かわいいだけじゃない。

かわいいだけじゃない。
かわいい文房具って、気づけば引き出しの奥で眠っていませんか。買った日はいちばんときめくのに、一週間後にはもう手に取っていない。
この定規は、そこが少しだけ違いました。本にはさんでいた金色のしおりが、実は定規で、実は型紙だった——という順番で、じわじわ出番が増えていくのです。
「かわいい」から始めて、途中でちゃんと「使える」に切り替わります。順番に見ていきます。
まず、しおりとして。ページに、すっとはさまる。

厚みは約1mm。先端の折り返しをページに引っかけるだけで、読みかけの場所に静かに残ります。ぷっくりした紐やクリップと違って、本を閉じたときにページが浮かない。カバンに入れても、いつもの薄さのまま。金属なのに重さは約16gで、はさんでいることを忘れる軽さです。
よく見ると、猫が「抜けて」いる。

金色のプレートに透かし彫りのように並んでいるのは、模様ではありません。ひとつひとつが、ペンを通すための抜き型です。歩く猫、丸くなる猫、寄り添う二匹。しおりとして本にはさまっているあいだも、ただの飾りとして待っていたわけではなかった、ということです。
なぞるだけで、猫がそろう。

細めのペンを抜き型の内側に沿わせて、ぐるりと一周。持ち上げると、輪郭のきれいな猫が一匹残ります。フリーハンドのように大きさがバラバラにならないので、いくつ並べても表情がそろう。読んだページの余白に、日付の横に、付箋の上に。「描ける人」の手元みたいな線が、なぞるだけで出てきます。(動画では0.5mmのペンを使用しています)
そして、端は約10cmの目盛り。

長辺には、細かく刻まれた約10cmの目盛り。読書メモの区切り線も、手帳の見出しの下線も、これ一枚でまっすぐ引けます。
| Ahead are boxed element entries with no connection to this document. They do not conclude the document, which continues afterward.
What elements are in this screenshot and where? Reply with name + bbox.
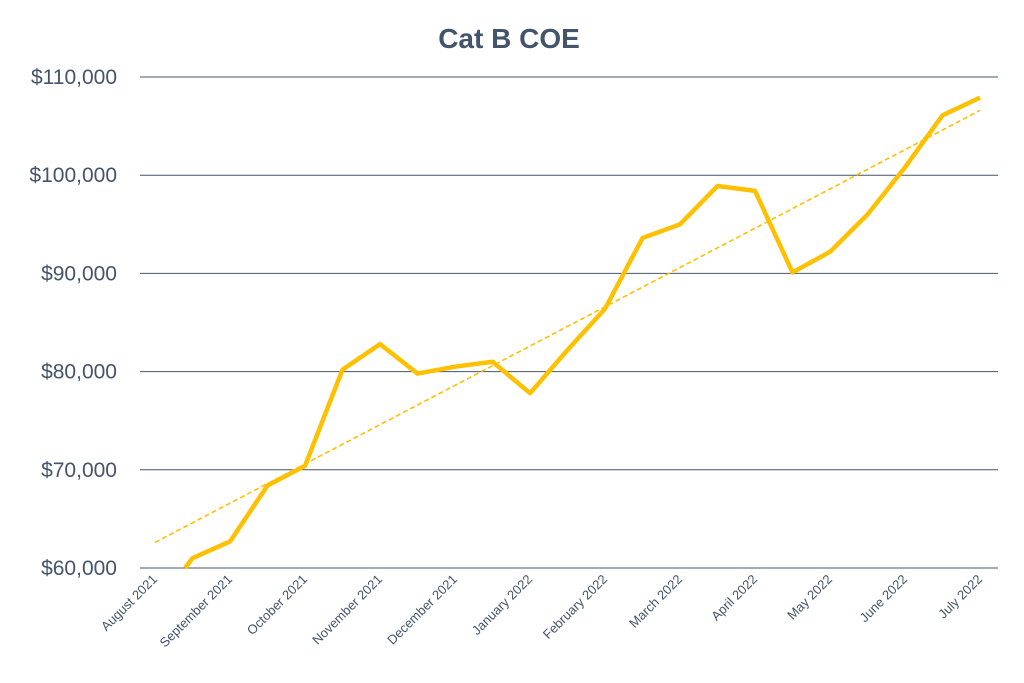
x-tick-label: December 2021 xyxy=(384,572,460,648)
y-tick-label: $60,000 xyxy=(41,557,117,580)
x-tick-label: July 2022 xyxy=(935,572,985,622)
x-tick-label: August 2021 xyxy=(98,572,160,634)
x-tick-label: October 2021 xyxy=(244,572,310,638)
y-tick-label: $90,000 xyxy=(41,262,117,285)
gridlines xyxy=(140,76,998,569)
series-line xyxy=(183,95,981,570)
x-tick-label: April 2022 xyxy=(708,572,760,624)
x-tick-label: May 2022 xyxy=(784,572,835,623)
x-tick-label: September 2021 xyxy=(157,572,236,651)
x-tick-label: February 2022 xyxy=(540,572,610,642)
x-tick-label: June 2022 xyxy=(857,572,911,626)
y-tick-label: $70,000 xyxy=(41,459,117,482)
y-tick-label: $100,000 xyxy=(29,164,117,187)
y-tick-label: $80,000 xyxy=(41,361,117,384)
chart-title: Cat B COE xyxy=(438,23,580,54)
series-group xyxy=(183,95,981,570)
x-tick-label: January 2022 xyxy=(469,572,535,638)
y-axis-ticks: $60,000 $70,000 $80,000 $90,000 $100,000 $110… xyxy=(29,66,117,580)
x-tick-label: November 2021 xyxy=(309,572,385,648)
x-tick-label: March 2022 xyxy=(626,572,685,631)
y-tick-label: $110,000 xyxy=(31,66,117,89)
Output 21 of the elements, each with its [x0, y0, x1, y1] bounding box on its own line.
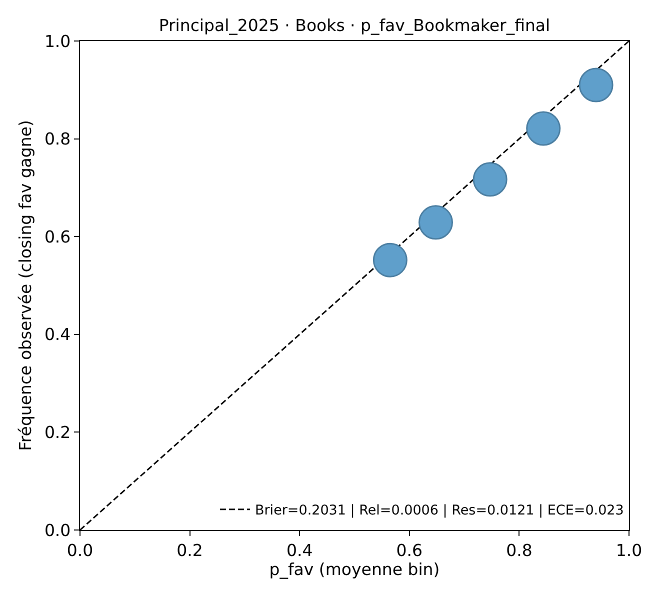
- x-axis-title: p_fav (moyenne bin): [269, 560, 440, 579]
- y-tick-label: 0.0: [44, 520, 71, 540]
- y-axis-title: Fréquence observée (closing fav gagne): [16, 120, 36, 451]
- y-tick-label: 0.6: [44, 227, 71, 246]
- x-tick-label: 1.0: [616, 540, 642, 560]
- chart-title: Principal_2025 · Books · p_fav_Bookmaker_final: [158, 16, 550, 35]
- x-tick-label: 0.6: [396, 540, 423, 560]
- y-tick-label: 0.4: [44, 325, 71, 344]
- x-tick-label: 0.8: [506, 540, 532, 560]
- point: [526, 111, 561, 146]
- point: [578, 68, 614, 102]
- point: [418, 205, 453, 240]
- point: [372, 242, 408, 278]
- x-tick-label: 0.2: [176, 540, 203, 560]
- y-tick-label: 0.8: [44, 130, 71, 149]
- y-tick-label: 1.0: [44, 32, 71, 51]
- x-tick-label: 0.4: [286, 540, 313, 560]
- x-tick-label: 0.0: [66, 540, 94, 560]
- y-tick-label: 0.2: [44, 422, 71, 442]
- point: [472, 162, 508, 197]
- legend-label: Brier=0.2031 | Rel=0.0006 | Res=0.0121 | ECE=0.023: [255, 502, 624, 519]
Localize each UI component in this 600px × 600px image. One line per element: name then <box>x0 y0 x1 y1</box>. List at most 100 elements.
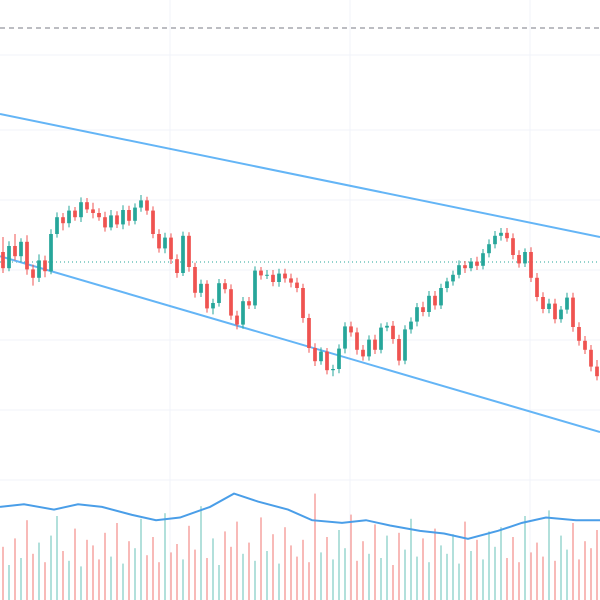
volume-bar <box>302 539 304 600</box>
candle-body <box>457 265 461 275</box>
volume-bar <box>542 556 544 600</box>
candle-body <box>157 234 161 249</box>
candle-body <box>151 210 155 234</box>
volume-bar <box>182 559 184 600</box>
volume-bar <box>476 539 478 600</box>
volume-bar <box>374 524 376 600</box>
volume-bar <box>554 560 556 600</box>
candle-body <box>493 235 497 245</box>
candle-body <box>223 283 227 290</box>
candle-body <box>253 270 257 306</box>
candle-body <box>403 329 407 361</box>
volume-bar <box>332 559 334 600</box>
volume-bar <box>260 517 262 600</box>
candle-body <box>397 339 401 361</box>
candle-body <box>61 217 65 224</box>
candle-body <box>331 369 335 371</box>
volume-bar <box>386 535 388 600</box>
volume-bar <box>398 532 400 600</box>
candle-body <box>355 332 359 350</box>
candle-body <box>373 339 377 350</box>
volume-bar <box>20 558 22 600</box>
volume-bar <box>368 553 370 600</box>
candle-body <box>511 238 515 255</box>
candle-body <box>529 252 533 278</box>
volume-bar <box>524 516 526 600</box>
volume-bar <box>518 562 520 600</box>
volume-bar <box>458 563 460 600</box>
volume-bar <box>566 549 568 600</box>
volume-bar <box>422 538 424 600</box>
candle-body <box>523 252 527 264</box>
volume-bar <box>32 553 34 600</box>
volume-bar <box>266 551 268 600</box>
candle-body <box>205 283 209 309</box>
candle-body <box>55 217 59 234</box>
candle-body <box>487 244 491 254</box>
volume-bar <box>38 542 40 600</box>
candle-body <box>541 297 545 309</box>
candle-body <box>313 348 317 362</box>
volume-bar <box>530 552 532 600</box>
candle-body <box>301 288 305 318</box>
candle-body <box>553 303 557 320</box>
volume-bar <box>284 527 286 600</box>
candle-body <box>115 215 119 225</box>
candle-body <box>469 261 473 269</box>
volume-bar <box>176 544 178 600</box>
volume-bar <box>452 534 454 600</box>
volume-ma-line <box>0 492 600 540</box>
candle-body <box>7 246 11 269</box>
volume-moving-average <box>0 492 600 540</box>
volume-bar <box>512 537 514 600</box>
candle-body <box>505 232 509 239</box>
volume-bar <box>428 562 430 600</box>
volume-bar <box>158 562 160 600</box>
volume-bar <box>50 535 52 600</box>
volume-bar <box>230 546 232 600</box>
channel-lower-line <box>0 255 600 433</box>
candle-body <box>97 213 101 218</box>
candle-body <box>133 207 137 221</box>
volume-bar <box>446 553 448 600</box>
volume-bar <box>68 560 70 600</box>
candle-body <box>319 351 323 362</box>
candle-body <box>343 326 347 349</box>
volume-bar <box>80 566 82 600</box>
candle-body <box>181 235 185 273</box>
volume-bar <box>410 518 412 600</box>
volume-bar <box>488 531 490 600</box>
candle-body <box>265 274 269 276</box>
candle-body <box>145 200 149 211</box>
candle-body <box>595 366 599 377</box>
candle-body <box>361 349 365 357</box>
candle-body <box>475 261 479 266</box>
candle-body <box>193 267 197 293</box>
volume-bar <box>128 541 130 600</box>
candle-body <box>217 283 221 303</box>
candle-body <box>247 301 251 306</box>
candle-body <box>415 307 419 322</box>
volume-bar <box>482 559 484 600</box>
volume-bar <box>392 565 394 600</box>
volume-bar <box>338 530 340 600</box>
volume-bar <box>434 528 436 600</box>
volume-bar <box>500 527 502 600</box>
volume-bar <box>8 565 10 600</box>
candle-body <box>283 273 287 279</box>
candle-body <box>445 281 449 288</box>
candle-body <box>499 232 503 236</box>
volume-bar <box>362 541 364 600</box>
volume-bar <box>236 521 238 600</box>
candle-body <box>85 202 89 210</box>
volume-bar <box>536 542 538 600</box>
volume-bar <box>152 537 154 600</box>
volume-bar <box>290 545 292 600</box>
volume-bar <box>560 535 562 600</box>
candle-body <box>169 237 173 260</box>
volume-bar <box>344 548 346 600</box>
candle-body <box>229 289 233 316</box>
volume-bar <box>170 552 172 600</box>
volume-bar <box>116 523 118 600</box>
volume-bar <box>122 563 124 600</box>
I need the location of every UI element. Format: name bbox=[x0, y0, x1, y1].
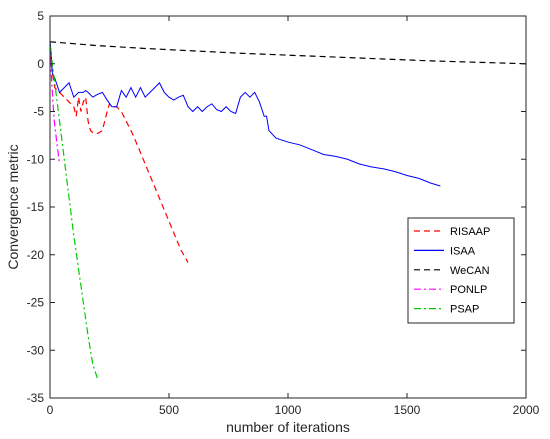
legend-box bbox=[407, 217, 515, 324]
series-layer bbox=[49, 39, 527, 380]
y-tick-label: -15 bbox=[27, 200, 45, 214]
y-tick-label: -5 bbox=[33, 105, 44, 119]
y-tick-label: -20 bbox=[27, 248, 45, 262]
legend-label-risaap: RISAAP bbox=[450, 226, 490, 238]
y-tick-label: -35 bbox=[27, 391, 45, 405]
series-line-psap bbox=[49, 44, 99, 380]
plot-area bbox=[50, 16, 526, 398]
y-tick-label: -25 bbox=[27, 296, 45, 310]
x-tick-label: 1000 bbox=[275, 403, 302, 417]
legend: RISAAP ISAA WeCAN PONLP PSAP bbox=[407, 217, 515, 324]
plot-background bbox=[50, 16, 526, 398]
x-tick-label: 0 bbox=[47, 403, 54, 417]
series-line-isaa bbox=[49, 39, 441, 187]
x-tick-label: 2000 bbox=[513, 403, 540, 417]
y-tick-label: 0 bbox=[37, 57, 44, 71]
y-axis-label: Convergence metric bbox=[5, 144, 21, 269]
series-line-risaap bbox=[49, 44, 189, 263]
series-line-ponlp bbox=[49, 44, 61, 165]
x-axis-label: number of iterations bbox=[226, 419, 350, 435]
y-tick-label: -30 bbox=[27, 343, 45, 357]
series-line-wecan bbox=[49, 41, 527, 65]
ticks-layer: 0 500 1000 1500 2000 5 0 -5 -10 -15 -20 -25 -30 -35 bbox=[27, 9, 540, 417]
x-tick-label: 500 bbox=[159, 403, 179, 417]
y-tick-label: -10 bbox=[27, 152, 45, 166]
legend-label-wecan: WeCAN bbox=[450, 265, 490, 277]
y-tick-label: 5 bbox=[37, 9, 44, 23]
legend-label-isaa: ISAA bbox=[450, 245, 476, 257]
x-tick-label: 1500 bbox=[394, 403, 421, 417]
legend-label-psap: PSAP bbox=[450, 304, 479, 316]
legend-label-ponlp: PONLP bbox=[450, 284, 487, 296]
テンプレートと定規が地続きだから、描いてそのまま測れる。持ち替える手間がないぶん、思いついた線をその場で引ける。かわいい顔をして、いちばん働いているのはここです。
本の外にも、居場所がある。

手帳のマンスリーに猫を一匹。ノートの見出しに肉球をひとつ。日記の余白に、月と音符。ラッピングのタグやメッセージカードにも、同じ型で同じ表情が描けます。しおりとして本にいるあいだも、ペンケースの中でも、出番はいつでも作れる。文具とは、そういう距離感がちょうどいいと思うのです。
届くのは、2本です。

同じデザインが2本セット。読みかけの小説に1本、手帳に1本——そんな置き方もできますし、片方をそのまま人に渡すこともできます。ゴールドの落ち着いた色味なので、大げさに包まなくても様になる。「これ、実は定規なんだよ」。渡したあとに、もう一度よろこばれるタイプの贈り物です。